Cytochrome P450 (CYP) 2C9 catalyses the metabolism of a wide range of drugs. Previous studies have shown the differences in the amino acid composition among CYP2C9 variants at Cys(144)/Arg, Tyr(358)/Cys, Leu(359)/Ile, and Gly(417)/Asp. PCR-endonulclease digestion methods have been developed to detect these four possible polymorphisms. The T-416 --> C mutation in exon 3 of CYP2C9 (Cys(144) --> Arg) creates an Ava II site, In the 135 subjects we tested, all leukocyte DNA samples showed a complete Ava II digestion indicating homozygous C-416 (Arg(144)). A Tyr(358) --> Cys mutation will create a Nsi I site at codon 1057-1063 in exon 7. In 40 subjects tested, all samples-showed negative results. DNA sequencing on a few samples showed Tyr(358)lle(359). A mismatched PCR primer pair was then designed to detect codon C-1061 --> A (Leu(359) --> Ile) mutation. In 115 subjects tested, 111 samples showed a complete Nsi I digestion (Ile(359)) and four samples showed heterozygous results. Another mismatched PCR primer pair was used to confirm the C-1061 codon in heterozygous subjects.

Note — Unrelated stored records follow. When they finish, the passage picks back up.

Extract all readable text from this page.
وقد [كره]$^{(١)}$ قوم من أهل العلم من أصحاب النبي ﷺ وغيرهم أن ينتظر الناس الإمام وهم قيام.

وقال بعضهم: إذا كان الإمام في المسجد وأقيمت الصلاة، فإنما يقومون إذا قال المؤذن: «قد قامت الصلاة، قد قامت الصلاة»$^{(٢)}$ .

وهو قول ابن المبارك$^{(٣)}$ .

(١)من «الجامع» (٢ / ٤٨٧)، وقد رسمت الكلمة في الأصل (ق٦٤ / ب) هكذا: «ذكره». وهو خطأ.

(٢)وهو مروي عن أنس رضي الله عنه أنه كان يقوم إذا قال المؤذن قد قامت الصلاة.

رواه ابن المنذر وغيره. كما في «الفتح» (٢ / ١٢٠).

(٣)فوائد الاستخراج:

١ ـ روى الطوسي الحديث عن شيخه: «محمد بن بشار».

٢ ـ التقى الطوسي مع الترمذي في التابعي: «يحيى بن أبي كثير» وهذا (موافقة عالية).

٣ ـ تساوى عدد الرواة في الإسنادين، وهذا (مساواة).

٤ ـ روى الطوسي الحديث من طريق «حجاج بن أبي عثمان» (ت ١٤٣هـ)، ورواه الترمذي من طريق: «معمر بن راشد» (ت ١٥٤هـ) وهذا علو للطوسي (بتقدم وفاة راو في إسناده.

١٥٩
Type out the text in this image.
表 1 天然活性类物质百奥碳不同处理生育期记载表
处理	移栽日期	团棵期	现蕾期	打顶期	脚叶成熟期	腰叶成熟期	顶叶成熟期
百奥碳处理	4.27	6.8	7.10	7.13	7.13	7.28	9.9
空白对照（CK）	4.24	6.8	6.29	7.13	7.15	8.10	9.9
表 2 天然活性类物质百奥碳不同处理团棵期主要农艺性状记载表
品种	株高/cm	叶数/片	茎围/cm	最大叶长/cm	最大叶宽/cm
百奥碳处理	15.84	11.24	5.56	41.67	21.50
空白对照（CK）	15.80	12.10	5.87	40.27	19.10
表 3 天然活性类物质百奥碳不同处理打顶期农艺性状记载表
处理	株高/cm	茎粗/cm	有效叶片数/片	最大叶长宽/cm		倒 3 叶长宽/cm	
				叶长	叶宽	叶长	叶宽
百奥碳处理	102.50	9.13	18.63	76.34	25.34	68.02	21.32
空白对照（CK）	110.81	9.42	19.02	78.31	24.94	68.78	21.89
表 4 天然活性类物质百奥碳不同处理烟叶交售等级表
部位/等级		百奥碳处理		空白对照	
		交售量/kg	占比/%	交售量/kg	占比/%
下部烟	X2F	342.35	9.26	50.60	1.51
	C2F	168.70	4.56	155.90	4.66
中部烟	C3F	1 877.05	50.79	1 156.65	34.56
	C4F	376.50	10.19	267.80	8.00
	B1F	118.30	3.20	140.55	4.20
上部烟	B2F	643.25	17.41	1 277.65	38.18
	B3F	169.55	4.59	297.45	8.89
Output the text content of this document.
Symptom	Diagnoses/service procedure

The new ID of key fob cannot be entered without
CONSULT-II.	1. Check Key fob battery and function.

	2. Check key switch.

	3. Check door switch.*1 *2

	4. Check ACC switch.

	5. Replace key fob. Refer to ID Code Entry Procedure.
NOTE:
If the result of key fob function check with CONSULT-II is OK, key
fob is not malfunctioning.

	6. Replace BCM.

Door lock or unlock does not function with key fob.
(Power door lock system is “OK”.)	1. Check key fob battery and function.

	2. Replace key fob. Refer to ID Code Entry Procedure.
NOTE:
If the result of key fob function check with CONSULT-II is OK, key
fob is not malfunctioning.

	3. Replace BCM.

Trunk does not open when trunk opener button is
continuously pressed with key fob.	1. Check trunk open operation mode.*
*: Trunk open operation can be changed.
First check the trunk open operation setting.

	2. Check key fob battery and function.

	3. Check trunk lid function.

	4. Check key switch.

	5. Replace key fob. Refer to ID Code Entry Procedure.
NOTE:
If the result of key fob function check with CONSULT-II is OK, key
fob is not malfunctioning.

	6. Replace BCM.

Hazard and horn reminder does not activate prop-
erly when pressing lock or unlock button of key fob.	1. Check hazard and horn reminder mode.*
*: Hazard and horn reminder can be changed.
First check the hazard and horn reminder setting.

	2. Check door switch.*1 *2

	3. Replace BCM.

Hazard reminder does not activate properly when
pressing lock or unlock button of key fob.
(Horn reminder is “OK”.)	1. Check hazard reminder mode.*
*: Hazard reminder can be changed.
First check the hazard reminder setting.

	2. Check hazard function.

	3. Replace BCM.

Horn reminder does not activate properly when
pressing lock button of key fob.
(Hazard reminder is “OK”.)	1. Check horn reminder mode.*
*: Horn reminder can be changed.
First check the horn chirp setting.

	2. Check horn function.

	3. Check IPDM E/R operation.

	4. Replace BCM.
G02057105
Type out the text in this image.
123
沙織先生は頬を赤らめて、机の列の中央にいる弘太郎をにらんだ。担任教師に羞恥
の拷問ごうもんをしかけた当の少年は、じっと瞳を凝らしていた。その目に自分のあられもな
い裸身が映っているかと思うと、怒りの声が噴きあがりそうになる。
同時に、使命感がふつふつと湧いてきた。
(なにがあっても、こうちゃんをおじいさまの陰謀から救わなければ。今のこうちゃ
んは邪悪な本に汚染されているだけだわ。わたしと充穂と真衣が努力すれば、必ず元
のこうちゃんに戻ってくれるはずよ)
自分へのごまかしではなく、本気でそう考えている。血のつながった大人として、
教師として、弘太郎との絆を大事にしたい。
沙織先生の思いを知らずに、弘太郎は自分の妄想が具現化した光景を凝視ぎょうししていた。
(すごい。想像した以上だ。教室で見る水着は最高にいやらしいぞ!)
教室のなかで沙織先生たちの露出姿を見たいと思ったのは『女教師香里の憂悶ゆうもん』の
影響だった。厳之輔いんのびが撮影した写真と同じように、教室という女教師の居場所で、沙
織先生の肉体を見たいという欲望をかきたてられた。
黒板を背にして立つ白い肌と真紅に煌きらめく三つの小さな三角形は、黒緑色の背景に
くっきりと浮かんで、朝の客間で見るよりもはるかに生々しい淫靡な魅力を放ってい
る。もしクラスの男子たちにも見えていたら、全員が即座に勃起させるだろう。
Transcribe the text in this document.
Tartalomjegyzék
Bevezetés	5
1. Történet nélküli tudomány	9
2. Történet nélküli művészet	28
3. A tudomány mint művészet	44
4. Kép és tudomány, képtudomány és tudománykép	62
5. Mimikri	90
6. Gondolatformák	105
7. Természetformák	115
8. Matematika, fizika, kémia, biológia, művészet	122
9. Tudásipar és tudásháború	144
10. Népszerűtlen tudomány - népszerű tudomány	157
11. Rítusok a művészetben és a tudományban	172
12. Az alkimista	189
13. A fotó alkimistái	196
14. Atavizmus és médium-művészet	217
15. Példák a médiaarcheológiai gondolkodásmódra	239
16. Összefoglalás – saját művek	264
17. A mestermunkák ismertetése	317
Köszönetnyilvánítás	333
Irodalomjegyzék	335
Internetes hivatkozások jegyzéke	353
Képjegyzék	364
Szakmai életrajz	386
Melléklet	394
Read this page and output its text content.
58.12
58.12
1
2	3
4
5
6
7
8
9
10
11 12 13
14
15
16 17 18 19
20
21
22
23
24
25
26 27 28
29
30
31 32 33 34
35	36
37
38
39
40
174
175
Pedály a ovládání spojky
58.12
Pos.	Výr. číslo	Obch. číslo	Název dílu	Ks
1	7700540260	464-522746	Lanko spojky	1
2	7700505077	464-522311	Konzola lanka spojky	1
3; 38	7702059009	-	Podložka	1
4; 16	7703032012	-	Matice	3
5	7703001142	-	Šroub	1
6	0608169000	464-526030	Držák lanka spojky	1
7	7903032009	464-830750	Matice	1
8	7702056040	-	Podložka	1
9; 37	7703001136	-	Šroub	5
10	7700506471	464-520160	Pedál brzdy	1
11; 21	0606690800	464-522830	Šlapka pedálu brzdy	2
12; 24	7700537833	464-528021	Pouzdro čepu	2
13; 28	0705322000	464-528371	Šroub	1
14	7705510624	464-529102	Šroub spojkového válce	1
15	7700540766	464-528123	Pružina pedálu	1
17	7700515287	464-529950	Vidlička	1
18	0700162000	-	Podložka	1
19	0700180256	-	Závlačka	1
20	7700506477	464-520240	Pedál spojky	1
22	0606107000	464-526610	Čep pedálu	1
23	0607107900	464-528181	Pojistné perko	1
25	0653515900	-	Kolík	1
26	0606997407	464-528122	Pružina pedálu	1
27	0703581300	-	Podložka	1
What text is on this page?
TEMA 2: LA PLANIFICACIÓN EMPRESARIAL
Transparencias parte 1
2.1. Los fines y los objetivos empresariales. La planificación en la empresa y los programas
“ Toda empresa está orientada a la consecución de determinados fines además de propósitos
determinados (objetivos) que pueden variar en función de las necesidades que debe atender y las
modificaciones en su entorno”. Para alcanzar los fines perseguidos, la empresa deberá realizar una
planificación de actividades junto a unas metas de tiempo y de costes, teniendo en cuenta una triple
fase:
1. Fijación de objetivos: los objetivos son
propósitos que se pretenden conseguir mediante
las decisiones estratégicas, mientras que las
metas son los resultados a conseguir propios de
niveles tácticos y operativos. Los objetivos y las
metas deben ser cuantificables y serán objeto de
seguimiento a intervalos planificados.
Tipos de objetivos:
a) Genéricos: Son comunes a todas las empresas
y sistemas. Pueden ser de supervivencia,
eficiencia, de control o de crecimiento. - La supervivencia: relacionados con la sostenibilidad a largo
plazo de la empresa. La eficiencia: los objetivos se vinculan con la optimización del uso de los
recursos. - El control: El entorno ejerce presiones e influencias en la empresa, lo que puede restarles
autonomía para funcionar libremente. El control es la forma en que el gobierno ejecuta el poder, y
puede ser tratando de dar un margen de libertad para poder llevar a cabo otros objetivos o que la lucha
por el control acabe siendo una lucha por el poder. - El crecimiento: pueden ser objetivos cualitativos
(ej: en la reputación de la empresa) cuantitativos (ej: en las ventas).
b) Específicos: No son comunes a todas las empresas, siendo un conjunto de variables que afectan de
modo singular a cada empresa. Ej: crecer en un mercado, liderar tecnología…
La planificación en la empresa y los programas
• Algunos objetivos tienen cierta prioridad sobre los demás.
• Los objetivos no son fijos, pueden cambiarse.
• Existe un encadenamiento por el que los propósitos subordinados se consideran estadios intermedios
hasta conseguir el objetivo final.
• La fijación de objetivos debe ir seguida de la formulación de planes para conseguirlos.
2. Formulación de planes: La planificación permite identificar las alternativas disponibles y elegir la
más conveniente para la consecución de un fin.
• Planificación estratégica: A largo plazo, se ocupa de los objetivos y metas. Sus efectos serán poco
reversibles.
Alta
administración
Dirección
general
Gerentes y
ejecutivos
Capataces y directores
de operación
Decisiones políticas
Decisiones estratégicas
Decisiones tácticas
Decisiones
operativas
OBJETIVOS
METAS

The four heterozygous subjects showed partial digestion with endonuclease Kpn I, which confirmed the heterozygous Ile/Leu at amino acid 359. The G(1236) --> A mutation in exon 8 of CYP2C9 (Gly(417) --> Asp) creates a Hph I site. In all 46 subjects, homozygous G(1236) (Gly(417)) was found, Most Chinese subjects actually have Arg(144) Tyr(358) Ile(359) Gly(417) in CYP2C9 as previously reported human-2. Furthermore, we found an A --> T (+12 position in intron 2) mutation in our CYP2C9 sequencing process. The mutation creates a Nla III site. In the 44 subjects we tested, all showed complete digestion, In conclusion, we found small inter-individual Variation in CYP2C9 sequence among Chinese subjects, and that Cys(144)/Arg and Leu(359)/Ile are the two possible sites showing inter-racial polymorphism.